After a talk on derandomization at Midwest Theory Day, someone asked if those techniques could also be used in quantum computing.
In classical randomness under reasonable assumptions
we can create a polynomial in m sized set S number of strings of length m such that every circuit of size m will accept with roughly the same probability whether we draw the input uniformly from S or from all strings of length m. Can we have an analog for quantum?
There are many good parallels between probabilistic computing and quantum computing. Both seem to allow an exponential number of possible computations in parallel combined in a limited way. Probabilistic computation is essentially multiplying exponentially large stochastic matrices and quantum computing is multiplying exponentially large unitary (or just orthogonal) matrices.
If a quantum algorithm uses classical randomness, one can replace that randomness with measurements of appropriate qbits. So classical randomness does not give any additional power to quantum computation.

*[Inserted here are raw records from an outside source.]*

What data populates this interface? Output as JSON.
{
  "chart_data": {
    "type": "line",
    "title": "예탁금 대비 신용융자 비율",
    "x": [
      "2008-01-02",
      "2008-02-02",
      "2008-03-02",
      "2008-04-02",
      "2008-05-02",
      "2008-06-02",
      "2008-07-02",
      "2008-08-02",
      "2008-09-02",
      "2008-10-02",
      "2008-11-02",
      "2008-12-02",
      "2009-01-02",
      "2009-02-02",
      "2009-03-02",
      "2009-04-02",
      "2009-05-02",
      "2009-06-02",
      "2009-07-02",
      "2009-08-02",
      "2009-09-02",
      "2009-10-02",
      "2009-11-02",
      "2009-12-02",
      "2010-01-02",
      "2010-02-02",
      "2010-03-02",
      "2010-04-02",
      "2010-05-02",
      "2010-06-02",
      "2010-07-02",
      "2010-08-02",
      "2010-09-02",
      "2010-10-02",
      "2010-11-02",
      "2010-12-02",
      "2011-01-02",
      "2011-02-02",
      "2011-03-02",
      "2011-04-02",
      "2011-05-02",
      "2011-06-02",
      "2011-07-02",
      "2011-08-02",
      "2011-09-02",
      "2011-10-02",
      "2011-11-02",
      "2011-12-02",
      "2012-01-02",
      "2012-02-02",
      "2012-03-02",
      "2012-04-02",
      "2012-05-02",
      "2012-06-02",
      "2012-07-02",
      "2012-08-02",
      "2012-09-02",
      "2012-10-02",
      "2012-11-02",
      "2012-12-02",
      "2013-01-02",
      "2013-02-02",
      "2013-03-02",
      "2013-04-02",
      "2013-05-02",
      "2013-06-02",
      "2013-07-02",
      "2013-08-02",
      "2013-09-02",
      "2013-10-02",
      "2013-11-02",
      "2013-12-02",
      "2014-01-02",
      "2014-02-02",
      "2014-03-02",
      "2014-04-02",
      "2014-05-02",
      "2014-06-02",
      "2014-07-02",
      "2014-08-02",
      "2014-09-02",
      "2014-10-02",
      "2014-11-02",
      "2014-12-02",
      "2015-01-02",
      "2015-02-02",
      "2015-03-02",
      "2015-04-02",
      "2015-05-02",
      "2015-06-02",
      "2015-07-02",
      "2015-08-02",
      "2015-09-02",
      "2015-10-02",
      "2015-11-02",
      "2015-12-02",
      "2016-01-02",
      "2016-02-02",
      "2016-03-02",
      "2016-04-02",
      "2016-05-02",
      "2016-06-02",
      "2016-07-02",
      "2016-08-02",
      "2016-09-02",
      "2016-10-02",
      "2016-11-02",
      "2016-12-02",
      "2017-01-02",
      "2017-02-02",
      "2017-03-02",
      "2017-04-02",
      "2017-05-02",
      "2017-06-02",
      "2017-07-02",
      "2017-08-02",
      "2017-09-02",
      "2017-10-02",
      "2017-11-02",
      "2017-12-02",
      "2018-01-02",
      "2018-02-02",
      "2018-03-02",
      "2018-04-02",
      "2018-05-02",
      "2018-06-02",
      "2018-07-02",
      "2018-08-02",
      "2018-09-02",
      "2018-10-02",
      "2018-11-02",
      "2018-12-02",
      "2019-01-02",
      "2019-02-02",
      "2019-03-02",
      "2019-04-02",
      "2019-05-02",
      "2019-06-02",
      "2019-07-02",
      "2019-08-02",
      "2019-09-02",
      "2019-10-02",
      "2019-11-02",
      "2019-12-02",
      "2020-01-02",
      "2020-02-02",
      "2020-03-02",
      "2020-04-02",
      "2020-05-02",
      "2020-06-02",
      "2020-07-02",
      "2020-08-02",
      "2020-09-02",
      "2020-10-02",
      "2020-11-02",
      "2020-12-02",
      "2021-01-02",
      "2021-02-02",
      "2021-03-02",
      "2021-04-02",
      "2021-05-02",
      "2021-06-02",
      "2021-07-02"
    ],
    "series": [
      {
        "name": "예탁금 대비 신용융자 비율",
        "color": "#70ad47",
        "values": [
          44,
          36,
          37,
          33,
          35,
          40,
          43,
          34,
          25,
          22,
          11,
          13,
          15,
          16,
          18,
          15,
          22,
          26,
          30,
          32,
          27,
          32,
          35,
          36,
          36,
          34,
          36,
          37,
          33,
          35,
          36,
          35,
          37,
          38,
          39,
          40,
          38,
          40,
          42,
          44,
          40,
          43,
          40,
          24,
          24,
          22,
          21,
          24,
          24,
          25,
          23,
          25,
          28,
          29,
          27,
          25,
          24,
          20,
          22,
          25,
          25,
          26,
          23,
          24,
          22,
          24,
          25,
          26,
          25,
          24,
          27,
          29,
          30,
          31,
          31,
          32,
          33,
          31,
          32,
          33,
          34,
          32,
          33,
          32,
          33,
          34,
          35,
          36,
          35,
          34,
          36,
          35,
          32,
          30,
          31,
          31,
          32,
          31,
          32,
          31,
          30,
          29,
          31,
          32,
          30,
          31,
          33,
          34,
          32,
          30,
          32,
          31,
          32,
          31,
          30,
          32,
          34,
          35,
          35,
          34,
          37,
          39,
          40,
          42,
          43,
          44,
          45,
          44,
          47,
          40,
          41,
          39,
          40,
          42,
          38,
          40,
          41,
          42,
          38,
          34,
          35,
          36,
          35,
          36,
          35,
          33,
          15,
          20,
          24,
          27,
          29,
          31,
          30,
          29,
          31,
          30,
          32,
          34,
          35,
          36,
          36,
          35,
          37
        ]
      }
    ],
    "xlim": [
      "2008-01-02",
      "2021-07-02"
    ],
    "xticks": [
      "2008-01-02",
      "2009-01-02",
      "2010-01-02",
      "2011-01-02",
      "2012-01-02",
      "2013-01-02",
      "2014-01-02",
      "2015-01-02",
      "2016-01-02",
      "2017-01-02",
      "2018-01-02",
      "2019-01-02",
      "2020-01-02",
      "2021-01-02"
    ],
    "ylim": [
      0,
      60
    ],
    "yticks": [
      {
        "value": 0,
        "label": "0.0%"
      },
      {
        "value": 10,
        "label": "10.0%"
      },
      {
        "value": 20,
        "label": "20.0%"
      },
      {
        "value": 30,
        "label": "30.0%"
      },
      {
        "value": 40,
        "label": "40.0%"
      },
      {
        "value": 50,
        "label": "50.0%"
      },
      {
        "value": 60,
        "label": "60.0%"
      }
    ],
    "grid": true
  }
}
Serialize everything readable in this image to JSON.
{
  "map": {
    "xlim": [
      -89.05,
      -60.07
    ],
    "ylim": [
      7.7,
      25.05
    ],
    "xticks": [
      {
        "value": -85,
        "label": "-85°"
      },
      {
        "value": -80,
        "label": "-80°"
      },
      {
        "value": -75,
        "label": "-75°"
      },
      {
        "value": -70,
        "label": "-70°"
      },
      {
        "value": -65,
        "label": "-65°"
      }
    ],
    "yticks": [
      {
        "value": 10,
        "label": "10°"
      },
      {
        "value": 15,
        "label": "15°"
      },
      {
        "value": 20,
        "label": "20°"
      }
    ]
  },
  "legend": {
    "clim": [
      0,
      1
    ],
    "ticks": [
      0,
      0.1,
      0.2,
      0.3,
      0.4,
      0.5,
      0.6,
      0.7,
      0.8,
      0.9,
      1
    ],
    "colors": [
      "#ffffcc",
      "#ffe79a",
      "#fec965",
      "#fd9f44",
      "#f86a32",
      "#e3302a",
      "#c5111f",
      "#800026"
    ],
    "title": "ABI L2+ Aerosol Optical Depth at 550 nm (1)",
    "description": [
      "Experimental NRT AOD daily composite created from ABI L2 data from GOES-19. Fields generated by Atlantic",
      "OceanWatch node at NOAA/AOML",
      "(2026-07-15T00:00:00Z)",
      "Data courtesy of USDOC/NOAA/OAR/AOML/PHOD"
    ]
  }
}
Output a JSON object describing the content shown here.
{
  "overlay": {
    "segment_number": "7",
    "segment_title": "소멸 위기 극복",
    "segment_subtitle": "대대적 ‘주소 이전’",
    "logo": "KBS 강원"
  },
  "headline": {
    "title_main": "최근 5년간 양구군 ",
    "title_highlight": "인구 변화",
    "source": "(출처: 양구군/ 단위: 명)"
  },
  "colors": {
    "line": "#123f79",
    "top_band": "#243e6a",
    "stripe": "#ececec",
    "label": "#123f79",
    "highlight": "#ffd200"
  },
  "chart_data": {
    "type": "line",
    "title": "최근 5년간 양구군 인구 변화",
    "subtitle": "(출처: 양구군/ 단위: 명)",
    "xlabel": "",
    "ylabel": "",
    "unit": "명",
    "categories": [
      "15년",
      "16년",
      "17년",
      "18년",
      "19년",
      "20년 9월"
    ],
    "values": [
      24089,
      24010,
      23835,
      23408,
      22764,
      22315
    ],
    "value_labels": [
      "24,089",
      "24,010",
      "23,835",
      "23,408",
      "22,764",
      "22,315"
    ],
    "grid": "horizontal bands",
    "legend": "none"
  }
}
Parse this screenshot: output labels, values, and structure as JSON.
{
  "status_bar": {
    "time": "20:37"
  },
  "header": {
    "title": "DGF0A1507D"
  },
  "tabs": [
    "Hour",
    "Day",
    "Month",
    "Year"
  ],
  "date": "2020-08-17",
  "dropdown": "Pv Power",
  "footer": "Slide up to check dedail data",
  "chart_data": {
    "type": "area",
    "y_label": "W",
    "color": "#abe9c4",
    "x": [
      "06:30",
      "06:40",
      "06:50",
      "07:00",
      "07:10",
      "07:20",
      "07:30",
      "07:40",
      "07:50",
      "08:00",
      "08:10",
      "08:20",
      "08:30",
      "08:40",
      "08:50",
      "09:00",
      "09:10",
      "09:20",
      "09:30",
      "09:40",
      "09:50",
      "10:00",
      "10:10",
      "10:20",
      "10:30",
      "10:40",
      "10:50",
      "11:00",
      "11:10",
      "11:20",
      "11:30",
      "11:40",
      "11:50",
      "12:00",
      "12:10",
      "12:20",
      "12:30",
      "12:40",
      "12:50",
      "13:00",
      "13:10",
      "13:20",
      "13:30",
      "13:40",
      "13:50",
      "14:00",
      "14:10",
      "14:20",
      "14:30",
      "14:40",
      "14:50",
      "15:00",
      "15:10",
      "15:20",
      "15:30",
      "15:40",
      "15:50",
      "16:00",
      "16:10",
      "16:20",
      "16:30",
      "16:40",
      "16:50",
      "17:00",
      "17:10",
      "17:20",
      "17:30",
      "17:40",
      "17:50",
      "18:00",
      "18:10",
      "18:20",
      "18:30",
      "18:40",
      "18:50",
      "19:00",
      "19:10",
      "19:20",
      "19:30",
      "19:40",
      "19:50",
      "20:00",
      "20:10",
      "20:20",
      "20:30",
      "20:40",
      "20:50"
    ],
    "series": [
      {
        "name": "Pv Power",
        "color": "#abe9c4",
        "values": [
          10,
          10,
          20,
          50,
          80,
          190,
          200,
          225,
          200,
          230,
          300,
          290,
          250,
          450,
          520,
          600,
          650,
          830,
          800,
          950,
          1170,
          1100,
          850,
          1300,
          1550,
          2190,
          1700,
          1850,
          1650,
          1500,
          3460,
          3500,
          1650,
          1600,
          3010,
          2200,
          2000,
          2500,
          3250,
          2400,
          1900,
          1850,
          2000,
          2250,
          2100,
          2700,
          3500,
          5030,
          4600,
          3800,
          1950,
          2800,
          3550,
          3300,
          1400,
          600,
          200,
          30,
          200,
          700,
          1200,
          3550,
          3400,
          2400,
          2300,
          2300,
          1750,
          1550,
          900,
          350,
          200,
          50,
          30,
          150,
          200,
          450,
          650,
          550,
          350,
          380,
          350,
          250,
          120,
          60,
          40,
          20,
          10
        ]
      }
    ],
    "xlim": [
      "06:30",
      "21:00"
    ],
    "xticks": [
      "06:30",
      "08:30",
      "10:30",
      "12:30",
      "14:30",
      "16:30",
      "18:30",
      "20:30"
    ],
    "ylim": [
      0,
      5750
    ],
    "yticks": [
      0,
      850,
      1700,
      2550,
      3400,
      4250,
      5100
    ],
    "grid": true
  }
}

But could one use some hardness assumptions to remove the quantumness from a quantum computation leaving a deterministic algorithm? It's not clear we can pull out the quantumness
and even if we could quantumness and randomness just work differently. Quantum algorithms get their power from interference, allowing adding positive and negative amplitudes causing cancellation, something very difficult to simulate probabilistically or with any form of psuedorandom generator.
In short no hope for dequantification. You'll just have to build that quantum computer if you want to run those quantum algorithms.